The dress code is standard: no boots or athletic wear; jeans and "dressy" shorts are fine. Arrive before 11 for discount admission ($10) when you register at Breezedc.com. (If you don't register online, it's $15.) Arrive before 10 for free Budweiser and Bud Light; arrive at 9 to make the free beer worth your while, and grab a bottle or two to squirrel away at your table or in your girlfriend's purse.
SILVER SPRING AND ALL THAT JAZZ
Susan Hoffman helped organize the inaugural Silver Spring Jazz Festival last September, and although the free, day-long gathering was a success, she decided that this year's festival needed to go above and beyond. (For more outdoor festivals, see cover story on Page 30.)
"We were having our first organizational meeting, and I said, 'I'd like to have Wynton Marsalis,' " she says. "When the laughter subsided, Murray Horwitz, the director of the AFI Silver Theatre, who's also on the board, said, 'Well, I know Wynton, and I could give him a call.' " And so trumpet legend Marsalis, a winner of Grammys and the Pulitzer Prize for music, and artistic director of acclaimed Jazz at Lincoln Center, is taking the outdoor stage at Ellsworth Drive and Fenton Street on Saturday evening and performing for free.

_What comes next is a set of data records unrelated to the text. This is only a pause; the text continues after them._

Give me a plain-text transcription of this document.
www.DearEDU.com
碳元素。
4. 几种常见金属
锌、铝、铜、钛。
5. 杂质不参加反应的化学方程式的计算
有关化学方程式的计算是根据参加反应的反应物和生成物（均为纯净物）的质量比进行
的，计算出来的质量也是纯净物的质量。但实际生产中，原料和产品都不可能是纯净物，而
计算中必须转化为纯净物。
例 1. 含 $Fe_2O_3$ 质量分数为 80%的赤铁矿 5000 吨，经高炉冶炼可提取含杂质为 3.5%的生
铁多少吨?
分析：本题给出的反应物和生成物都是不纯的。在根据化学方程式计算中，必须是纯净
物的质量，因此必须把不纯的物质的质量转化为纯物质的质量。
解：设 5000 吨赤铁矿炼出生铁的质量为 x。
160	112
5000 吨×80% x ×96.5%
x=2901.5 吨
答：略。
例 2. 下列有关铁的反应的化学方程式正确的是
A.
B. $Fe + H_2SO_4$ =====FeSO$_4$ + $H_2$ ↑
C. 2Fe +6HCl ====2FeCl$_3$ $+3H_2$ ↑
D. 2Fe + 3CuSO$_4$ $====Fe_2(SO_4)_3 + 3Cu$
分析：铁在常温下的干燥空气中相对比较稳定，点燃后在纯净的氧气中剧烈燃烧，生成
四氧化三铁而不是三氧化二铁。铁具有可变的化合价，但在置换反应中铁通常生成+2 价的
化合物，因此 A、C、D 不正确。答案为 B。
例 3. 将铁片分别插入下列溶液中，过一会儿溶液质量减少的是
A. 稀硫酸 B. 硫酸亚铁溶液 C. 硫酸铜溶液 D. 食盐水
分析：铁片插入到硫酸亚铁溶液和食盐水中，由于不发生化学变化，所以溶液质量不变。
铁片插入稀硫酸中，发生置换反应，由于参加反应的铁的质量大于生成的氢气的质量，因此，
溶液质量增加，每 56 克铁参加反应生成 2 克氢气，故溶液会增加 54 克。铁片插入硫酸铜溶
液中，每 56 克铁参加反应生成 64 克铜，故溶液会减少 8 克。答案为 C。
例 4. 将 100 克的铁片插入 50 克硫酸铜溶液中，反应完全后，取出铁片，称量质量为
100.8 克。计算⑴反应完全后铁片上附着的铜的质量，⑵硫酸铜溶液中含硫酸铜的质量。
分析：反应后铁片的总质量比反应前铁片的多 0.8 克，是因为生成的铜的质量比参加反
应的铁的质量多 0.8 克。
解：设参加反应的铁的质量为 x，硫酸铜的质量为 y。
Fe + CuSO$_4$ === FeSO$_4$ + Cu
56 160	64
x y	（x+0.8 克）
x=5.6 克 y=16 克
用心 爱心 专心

It's a major coup, Hoffman says, but "that was the intention: to step forward."
The jazz festival starts at 2 "with a caravan of three youth jazz ensembles," Hoffman explains. "They'll be riding on trucks through the [nearby] neighborhoods" before returning to Fenton and Ellsworth for a competition judged by Marsalis, JazzTimes magazine founder Ira Sabin, WPFW-FM (89.3) host Rusty Hassan and others.
Beginning at 4, the main program features French-born harmonica ace Frederic Yonnet; the exquisite vocalist Carol Sloane; stellar sax player Ron Holloway; and smooth jazz from Silver Spring native Marcus Johnson. Marsalis takes the stage at 8:30, and the grand finale, a jam session featuring the day's performers, begins at 10:15.
This year's festival is dedicated to Keter Betts, the Silver Spring resident who played bass behind Ella Fitzgerald for almost a quarter of a century and headlined last year's event. He died Aug. 6 at age 77. "There will be verbal tributes [to Betts]," Hoffman says, adding that details of a memorial scholarship will be announced.
And in a nod to Marsalis's New Orleans roots, the American Red Cross will collect money to assist victims of Hurricane Katrina. There's no admission charge, but Hoffman is hoping the audience will be generous with donations. After all, she says, "this is a great opportunity to hear the master for free."